On Thursday, the 28th, we gathered at the Brew House for dinner. It was at a part of the village I had not seen yet, but only about a 10 minute walk. Gene did a great job MC-ing the event, handing out awards for such things as Lost Gloves (Ken), Non-skier host (Bill E.), Putting up with DOM (Sarah), Ski School (Bill S.), Arriving a Day Late (Calendar notebook for Palmer), Injury (Tiger Balm for Frank), and Demo Skis (Dick). Most awards were clever T-shirts, depicted in the photos on the website. Jody explained to the table behind us who had to put up with our "boisterous" behavior, who we were. As the Canadian group left, they said that they were proud of us.
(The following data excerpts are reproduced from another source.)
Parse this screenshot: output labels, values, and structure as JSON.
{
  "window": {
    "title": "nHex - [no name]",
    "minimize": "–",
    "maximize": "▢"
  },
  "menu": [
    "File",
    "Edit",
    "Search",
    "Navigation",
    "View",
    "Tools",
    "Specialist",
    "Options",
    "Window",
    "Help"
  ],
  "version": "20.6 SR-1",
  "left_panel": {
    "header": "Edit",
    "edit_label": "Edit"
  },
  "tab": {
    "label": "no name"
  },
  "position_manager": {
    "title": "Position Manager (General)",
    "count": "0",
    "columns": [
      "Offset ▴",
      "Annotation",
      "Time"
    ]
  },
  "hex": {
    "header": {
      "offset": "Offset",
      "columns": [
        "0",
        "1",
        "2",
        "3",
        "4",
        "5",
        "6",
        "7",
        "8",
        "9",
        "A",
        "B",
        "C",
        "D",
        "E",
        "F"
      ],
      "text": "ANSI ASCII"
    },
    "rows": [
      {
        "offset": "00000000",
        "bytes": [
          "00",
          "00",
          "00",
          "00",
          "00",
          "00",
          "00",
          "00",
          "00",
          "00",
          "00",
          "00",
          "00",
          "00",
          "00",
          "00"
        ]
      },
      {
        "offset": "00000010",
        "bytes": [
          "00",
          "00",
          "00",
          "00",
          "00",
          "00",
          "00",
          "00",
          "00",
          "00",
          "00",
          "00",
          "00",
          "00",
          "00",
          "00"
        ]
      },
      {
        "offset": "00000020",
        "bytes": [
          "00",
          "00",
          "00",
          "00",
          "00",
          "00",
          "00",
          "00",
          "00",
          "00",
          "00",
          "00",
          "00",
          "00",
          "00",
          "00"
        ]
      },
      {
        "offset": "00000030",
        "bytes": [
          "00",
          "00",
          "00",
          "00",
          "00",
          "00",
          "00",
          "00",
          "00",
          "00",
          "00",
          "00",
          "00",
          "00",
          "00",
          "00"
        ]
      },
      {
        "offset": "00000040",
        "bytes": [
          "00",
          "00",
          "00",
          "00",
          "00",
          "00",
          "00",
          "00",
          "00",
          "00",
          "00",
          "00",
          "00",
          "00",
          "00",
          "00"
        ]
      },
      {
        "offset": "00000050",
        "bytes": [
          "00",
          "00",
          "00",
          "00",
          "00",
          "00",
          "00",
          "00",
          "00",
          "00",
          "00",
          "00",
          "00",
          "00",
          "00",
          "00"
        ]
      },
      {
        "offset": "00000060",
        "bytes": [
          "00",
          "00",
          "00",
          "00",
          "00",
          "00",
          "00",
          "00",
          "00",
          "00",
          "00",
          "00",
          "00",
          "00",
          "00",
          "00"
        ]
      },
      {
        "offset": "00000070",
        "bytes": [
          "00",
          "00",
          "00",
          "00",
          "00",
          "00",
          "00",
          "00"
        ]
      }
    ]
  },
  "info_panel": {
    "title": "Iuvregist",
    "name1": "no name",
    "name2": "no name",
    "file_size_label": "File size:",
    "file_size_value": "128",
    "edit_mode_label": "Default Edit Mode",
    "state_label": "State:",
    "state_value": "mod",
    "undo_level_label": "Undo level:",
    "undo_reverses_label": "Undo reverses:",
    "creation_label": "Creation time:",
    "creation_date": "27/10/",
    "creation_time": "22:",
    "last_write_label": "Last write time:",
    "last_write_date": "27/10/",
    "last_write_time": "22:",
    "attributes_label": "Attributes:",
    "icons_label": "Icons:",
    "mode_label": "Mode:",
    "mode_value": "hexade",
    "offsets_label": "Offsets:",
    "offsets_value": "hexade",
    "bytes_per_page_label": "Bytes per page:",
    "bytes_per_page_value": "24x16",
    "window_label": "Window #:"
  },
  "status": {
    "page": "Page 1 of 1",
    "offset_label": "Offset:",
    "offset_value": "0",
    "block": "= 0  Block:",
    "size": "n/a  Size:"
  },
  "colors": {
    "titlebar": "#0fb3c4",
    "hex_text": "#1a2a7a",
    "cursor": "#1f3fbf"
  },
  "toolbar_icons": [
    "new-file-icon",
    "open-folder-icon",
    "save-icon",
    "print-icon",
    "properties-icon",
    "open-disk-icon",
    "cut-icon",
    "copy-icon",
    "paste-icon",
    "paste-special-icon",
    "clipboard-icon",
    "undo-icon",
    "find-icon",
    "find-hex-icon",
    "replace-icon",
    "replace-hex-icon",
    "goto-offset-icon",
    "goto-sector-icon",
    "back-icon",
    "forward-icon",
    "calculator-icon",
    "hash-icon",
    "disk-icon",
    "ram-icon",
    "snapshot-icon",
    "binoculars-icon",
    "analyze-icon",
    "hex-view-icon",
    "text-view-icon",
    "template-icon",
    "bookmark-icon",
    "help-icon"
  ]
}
Most left directly for home or the airport, while we got another taste of Vancouver, staying at the Marriott Renaissance on the waterfront this time. Strolled to Canada Place that evening (Friday) to take in IMAX (Beauty & Beast), and Saturday, rented a car for trip to Capilano Suspension Bridge in North Vancouver. It was a great day for it, just as most of the days at Whistler were full of sunshine. We left on a 6pm flight, and almost got off early, but they discovered much of the luggage had been left behind. So it was a little longer than 2 hours getting back to SFO.
One memory I have was sharing the Quad-lift with a man definitely my senior. Turned out he was a former ski instructor there, rode the lifts free, was 84 years old and had 15 offspring working the slopes. So there is hope guys, and gals, for a couple of more decades of skiing.
SUMMARY FROM PALMER (who has attended all the Ski58 trips, from ‘97 to ‘02):
Whistler Village is a perfect ski resort. If I could design one from scratch, it is what I would design. It has the advantage, I think, of having been done just like that, designed to be a ski resort, not a town with a ski slope. I would recommend that anyone who wants a wonderful ski trip go there. It's a long way from my home on the east coast, but worth the trip.
My two "boys" enjoyed the trip a lot, too. Thanks for including them. Although they really hurt me the day I skied with them. I'm not back to health yet, but it was worth it to ski again with my son.